If Science Cannot Do Without Nutt...

Presumably if you’re reading this you’ve heard that Alan Johnson demanded David Nutt resign as head of something called the Advisory Council on the Misuse of Drugs for comments he made in a speech reproduced as a pamphlet you can download. I have read his speech. It’s quite interesting. It discusses the intentions of the drug classification system, criticises the current implementation, and offers a proposal for and justification of an alternative based on a systematic comparison the effects of a range of drugs, according to criteria decided by the public. This is complete with references, and in short exactly the sort of thing a Professor of Neuropsychopharmacology should be doing and while it’s not perfect I honestly can’t imagine why anyone would sack him for it.

Ann Widdecombe, who can always be relied upon to jump into the wrong side of any issue put before her, offered this dismal attempt at an explanation:

Look, you read your newspapers every day. Scientific advice changes almost as often as the wind.

You can hear this on iPlayer now; I heard about it from @krypto. And she’s right, of course, because the sum total of everything we know about the universe changes when we learn new things. Your choices are to go with what we know now, understanding that it could change in the future, or to make shit up and run with that. If you want to make shit up then fine (it’s called religion), but don’t foist your made up shit on me, and don’t employ a scientific advisor to make it look credible or else exactly this is bound to happen.

The Daily Mail’s A N Wilson also defended Johnson, who presumably wishes he wouldn’t, saying

The only difference between Hitler and previous governments was that he believed, with babyish credulity, in science as the only truth. He allowed scientists freedoms which a civilised government would have checked.

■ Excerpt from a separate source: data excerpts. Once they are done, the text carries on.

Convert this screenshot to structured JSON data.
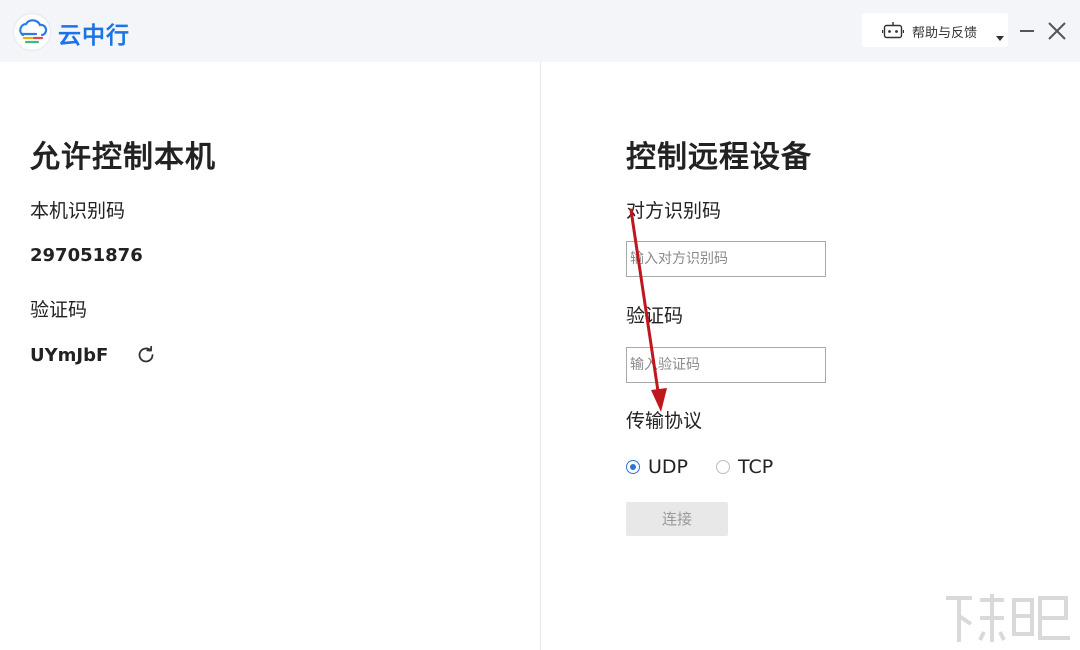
{
  "titlebar": {
    "app_title": "云中行",
    "help_label": "帮助与反馈",
    "icons": [
      "cloud-logo-icon",
      "robot-icon",
      "chevron-down-icon",
      "minimize-icon",
      "close-icon"
    ]
  },
  "left_panel": {
    "title": "允许控制本机",
    "id_label": "本机识别码",
    "id_value": "297051876",
    "code_label": "验证码",
    "code_value": "UYmJbF"
  },
  "right_panel": {
    "title": "控制远程设备",
    "peer_id_label": "对方识别码",
    "peer_id_placeholder": "输入对方识别码",
    "peer_id_value": "",
    "code_label": "验证码",
    "code_placeholder": "输入验证码",
    "code_value": "",
    "protocol_label": "传输协议",
    "protocols": [
      {
        "label": "UDP",
        "selected": true
      },
      {
        "label": "TCP",
        "selected": false
      }
    ],
    "connect_label": "连接"
  },
  "colors": {
    "accent": "#1b73e8",
    "radio_accent": "#2f74d0",
    "annotation_arrow": "#c0161d",
    "titlebar_bg": "#f4f5f9"
  }
}
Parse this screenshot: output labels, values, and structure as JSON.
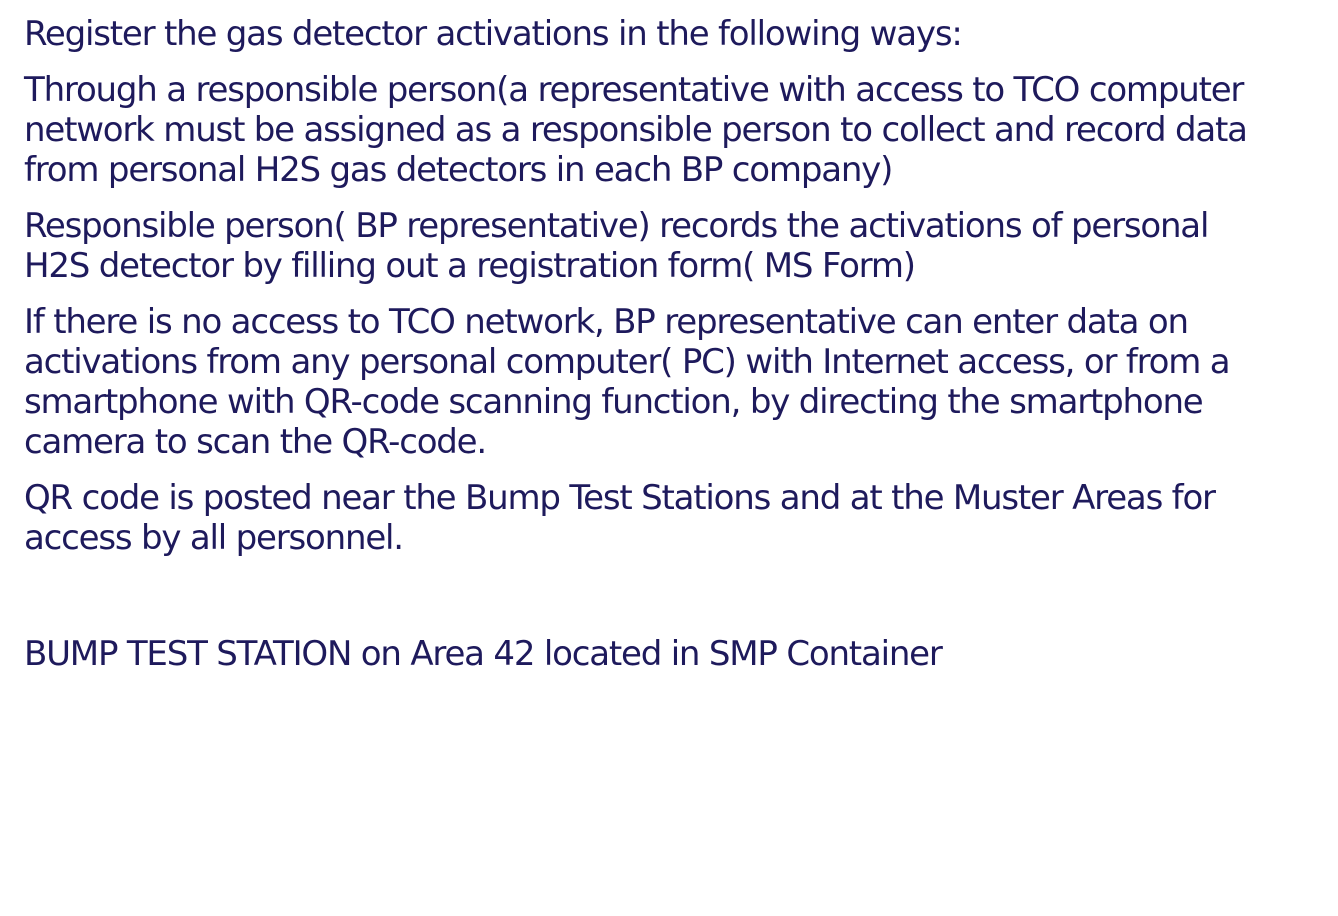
{
  "document": {
    "heading": "Register the gas detector activations in the following ways:",
    "paragraphs": [
      "Through a responsible person(a representative with access to TCO computer\nnetwork must be assigned as a responsible person to collect and record data\nfrom personal H2S gas detectors in each BP company)",
      "Responsible person( BP representative) records the activations of personal\nH2S detector by filling out a registration form( MS Form)",
      "If there is no access to TCO network, BP representative can enter data on\nactivations from any personal computer( PC) with Internet access, or from a\nsmartphone with QR-code scanning function, by directing the smartphone\ncamera to scan the QR-code.",
      "QR code is posted near the Bump Test Stations and at the Muster Areas for\naccess by all personnel."
    ],
    "caption": "BUMP TEST STATION on Area 42 located in SMP Container"
  }
}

This was accompanied by an inset photo of Hitler until The Jan Moir Police made them take it down.

While obviously Wilson’s biggest crime against reason in that quote is kidnapping the word ‘only’ and dumping it, lost and confused, in front of an idea well outside its comfort zone, he’s also quaintly ignorant. Hitler was a big fan of science in principle, but corrupted it with quackery and racist ideology, and all but banned theoretical work as ‘Jewish science’ (except secretly where it might help his war effort). Anyone caught doing science that didn’t fit the racist message was fired. One mathematician even attempted to prove quantum mechanics and Nazism were the same thing. All of this is covered in John Grant’s Corrupted Science which I presume the Daily Mail’s A N Wilson hasn’t read, because it is a book.

Melanie Phillips, also of the Mail, implied pretty strongly that Nutt’s claims were simply wrong, which would at least be a legitimate defence of his sacking, were it true.

The reason they are casting the Home Secretary as the villain of this episode is that the chattering classes have bought into the idea that soft drugs are indeed less dangerous than alcohol or tobacco. They therefore think Nutt is the voice of scientific reason. But he is not.

She does, at least, appear to have read his speech, as she criticises it piece by context-free piece, which is perhaps as strong an endorsement as a scientific claim can get. Melanie Phillips’ views on science are almost uniformly opposed to reality. Take, for example her butchering of the Cochrane report on MMR or her support for ‘intelligent design’. Incidentally, Nutt’s speech cites the MMR fiasco as an example of harm done by ignoring evidence. Phillips doesn’t mention this. (For a better cricism of Nutt’s ideas, see the Transform blog post about the original paper.)

On what I will generously refer to as ‘the left’, Alan Johnson himself defended his actions by saying

Professor Nutt was not sacked for his views, which I respect but disagree with ... He was asked to go because he cannot be both a government adviser and a campaigner against government policy. This principle is well understood and long established.

Widdecombe also made this case. And it’s true, although irrelevant. This was a lecture about scientific work, not a campaign. In any case, I think it’s equally well understood and established that you can’t ignore science and expect your science adviser to sit there and let you get on with it. Even if Nutt had crossed the line into campaigning, I think he would have been justified in doing so. As it is, Nutt did little more than present an alternative idea for consideration and present arguments in its favour (i.e., science). Gordon Brown believes Nutt should be fired for this, “because we cannot send mixed messages”, an argument pre-emptively demolished by Nutt himself on page 12 of the PDF transcript.

Martin at LayScience.net points out [with my annotation in square brackets] that

nobody hearing Professor Nutt speaking about the government is going to confuse him with a Labour minister [and it was made clear Nutt was speaking only as a scientist], so the problem that Gordon Brown is referring to is the problem of a senior scientist publishing and publicising research that contradicts the government line. In Gordon Brown's world of control freakery, such dissent is not to be tolerated.

which sounds familiar but I shan’t comment on why because I’m not sure what happens if both sides of an argument are compared to Hitler.

Don’t listen to these people, and don’t listen to me. Read Nutt’s speech for yourself. If you’re a scientist, you’ll find its structure and tone familiar and start to wonder what all the fuss was about. If not, just read it and then ask yourself if you’d consider it ‘campaigning against government policy’ or ‘a man telling a class what he does at work’.